4. E' libera, perché non è asservita né ad altre
scienze né ad altri fini. "Come diciamo uomo libero quello che ha il fine in se
stesso e non è subordinato ad altri, così diremo che questa sola fra tutte le scienze è
libera: essa sola infatti ha il fine in se stessa". Le scienze
che
hanno scopi pratici o empirici, a tali scopi rimangono necessariamente asservite; non
valgono in sé e per sé, ma solamente nella misura in cui mandano ad effetto quelli.
Invece la metafisica è scienza che vale in sé e per sé, perché ha in sé medesima il
suo scopo.
5.
E difficile, in quanto riguarda gli universali supremi, i principi ultimi, le,
sostanze separate, Dio stesso, che sono le cose più difficili a essere conosciute,
perché le più lontane dai sensi.

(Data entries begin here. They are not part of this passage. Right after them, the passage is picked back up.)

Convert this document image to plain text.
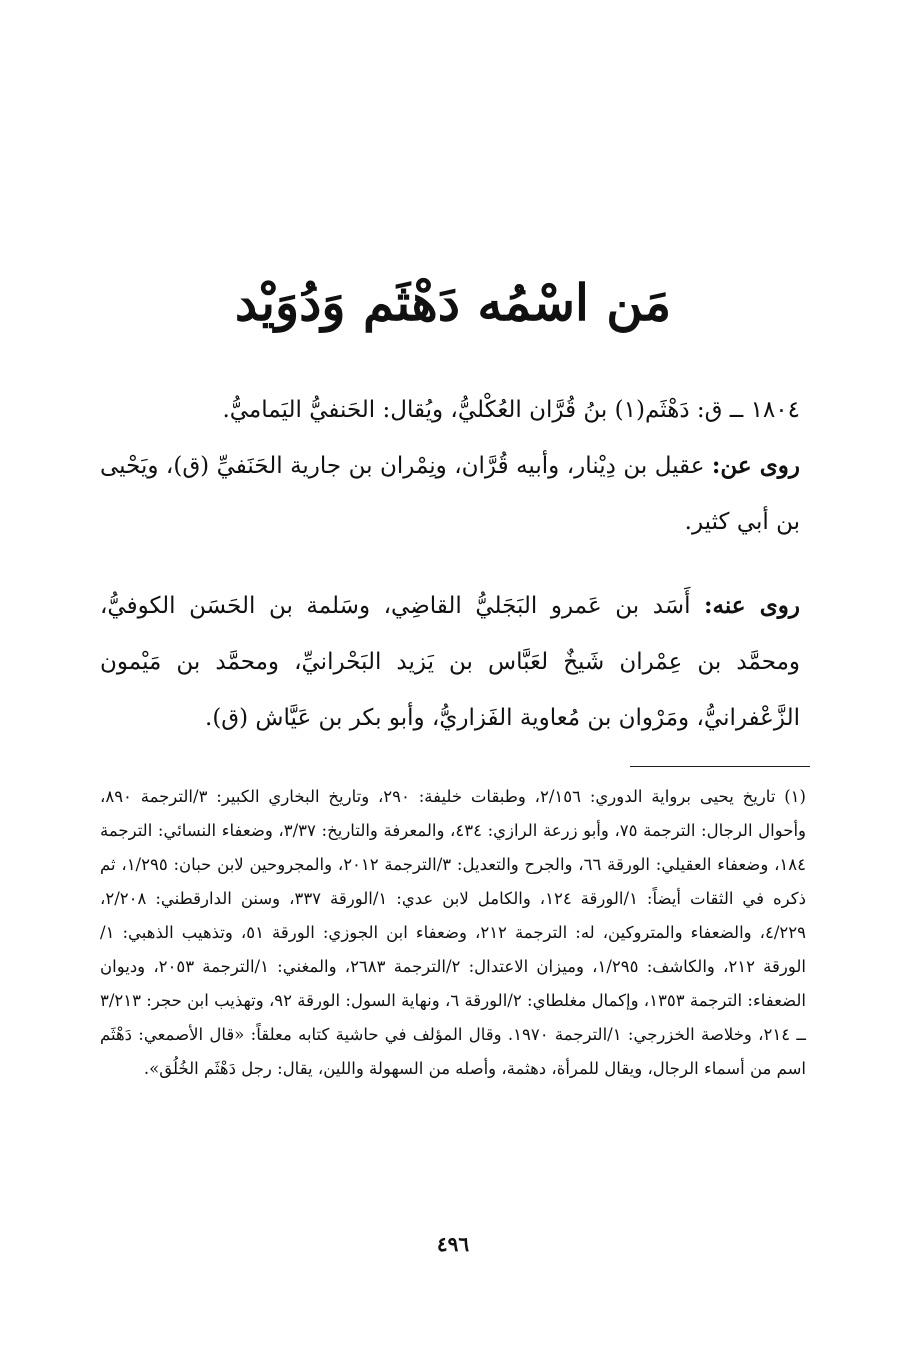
مَن اسْمُه دَهْثَم وَدُوَيْد

١٨٠٤ ــ ق: دَهْثَم(١) بنُ قُرَّان العُكْليُّ، ويُقال: الحَنفيُّ اليَماميُّ.

روى عن: عقيل بن دِيْنار، وأبيه قُرَّان، ونِمْران بن جارية الحَنَفيِّ (ق)، ويَحْيى بن أبي كثير.

روى عنه: أَسَد بن عَمرو البَجَليُّ القاضِي، وسَلمة بن الحَسَن الكوفيُّ، ومحمَّد بن عِمْران شَيخٌ لعَبَّاس بن يَزيد البَحْرانيِّ، ومحمَّد بن مَيْمون الزَّعْفرانيُّ، ومَرْوان بن مُعاوية الفَزاريُّ، وأبو بكر بن عَيَّاش (ق).

(١) تاريخ يحيى برواية الدوري: ٢/١٥٦، وطبقات خليفة: ٢٩٠، وتاريخ البخاري الكبير: ٣/الترجمة ٨٩٠، وأحوال الرجال: الترجمة ٧٥، وأبو زرعة الرازي: ٤٣٤، والمعرفة والتاريخ: ٣/٣٧، وضعفاء النسائي: الترجمة ١٨٤، وضعفاء العقيلي: الورقة ٦٦، والجرح والتعديل: ٣/الترجمة ٢٠١٢، والمجروحين لابن حبان: ١/٢٩٥، ثم ذكره في الثقات أيضاً: ١/الورقة ١٢٤، والكامل لابن عدي: ١/الورقة ٣٣٧، وسنن الدارقطني: ٢/٢٠٨، ٤/٢٢٩، والضعفاء والمتروكين، له: الترجمة ٢١٢، وضعفاء ابن الجوزي: الورقة ٥١، وتذهيب الذهبي: ١/الورقة ٢١٢، والكاشف: ١/٢٩٥، وميزان الاعتدال: ٢/الترجمة ٢٦٨٣، والمغني: ١/الترجمة ٢٠٥٣، وديوان الضعفاء: الترجمة ١٣٥٣، وإكمال مغلطاي: ٢/الورقة ٦، ونهاية السول: الورقة ٩٢، وتهذيب ابن حجر: ٣/٢١٣ ــ ٢١٤، وخلاصة الخزرجي: ١/الترجمة ١٩٧٠. وقال المؤلف في حاشية كتابه معلقاً: «قال الأصمعي: دَهْثَم اسم من أسماء الرجال، ويقال للمرأة، دهثمة، وأصله من السهولة واللين، يقال: رجل دَهْثَم الخُلُق».

٤٩٦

La ragione della difficoltà non è nelle cose ma in
noi stessi; come infatti si trovano a disagio gli occhi della nottola dinanzi alla luce
del sole, così anche l'intelletto della nostra anima davanti alle cose per natura più
evidenti".
6.
E egemonica, in quanto è superiore a tutte le altre e funge loro da guida,
conoscendo i principi primi e il fine ultimo (il bene) per cui l'uomo deve agire.
7.
E divina. Questo titolo, precisa Aristotele, alla filosofia prima, o sapienza,
compete per due ragioni, perché tratta di realtà divine (le realtà separate, Dio) e
perché Dio la possiede in sommo grado. Come dimostrerà Aristotele nel libro L (XII)
della Metafisica, l'unica attività che svolge Dio, il motore immobile, è di fissare
eternamente lo sguardo su se stesso, sostanza prima, perfettissima, verità somma, bene
sovrano.
8.
beatificante. Per la gente comune la via della salvezza è la religione: essa conduce
l'uomo alla vita ultraterrena e alla felicità eterna. Nel mondo greco (come in quello
egiziano, indiano, assiro-babilonese) anche le classi colte riconoscevano questo ruolo
alla religione e soltanto ad essa (magari a qualche religione esoterica). Socrate,
Platone, Aristotele - i demitízzatorí della religione tradizionale - prospettano una
nuova via di salvezza: la sapienza, vale a dire la conoscenza e la contemplazíone della
verità. Nell'Etica nicomachea Aristotele demolisce tutte le altre vie alla felicità
perseguite dalla maggior parte degli uomini, le ricchezze, gli onori e i piaceri: tutte
vie che prima o dopo conducono l'uomo alla rovina e alla disperazione. L'unica via sicura
per "salvarsi" e raggiungere la felicità è la via della virtù. Ora, la più
evidente di tutte le vírtù è la contemplazione. E quindi soltanto nella contemplazione
della verità e del sommo bene l'uomo raggiungerà la felicità e diverrà uomo
beato". Infatti nella contemplazione l'uomo raggiunge la piena realizzazione della
più nobile delle proprie facoltà, il nous, e quindi la massima realizzazione di se
stesso.
I
primi Padri della Chiesa si approprieranno del linguaggio di Platone e
Aristotele:filosofia via di salvezza, ma la loro filosofia non sarà più quella di
Platone e di Aristotele bensì la "filosofia di Cristo".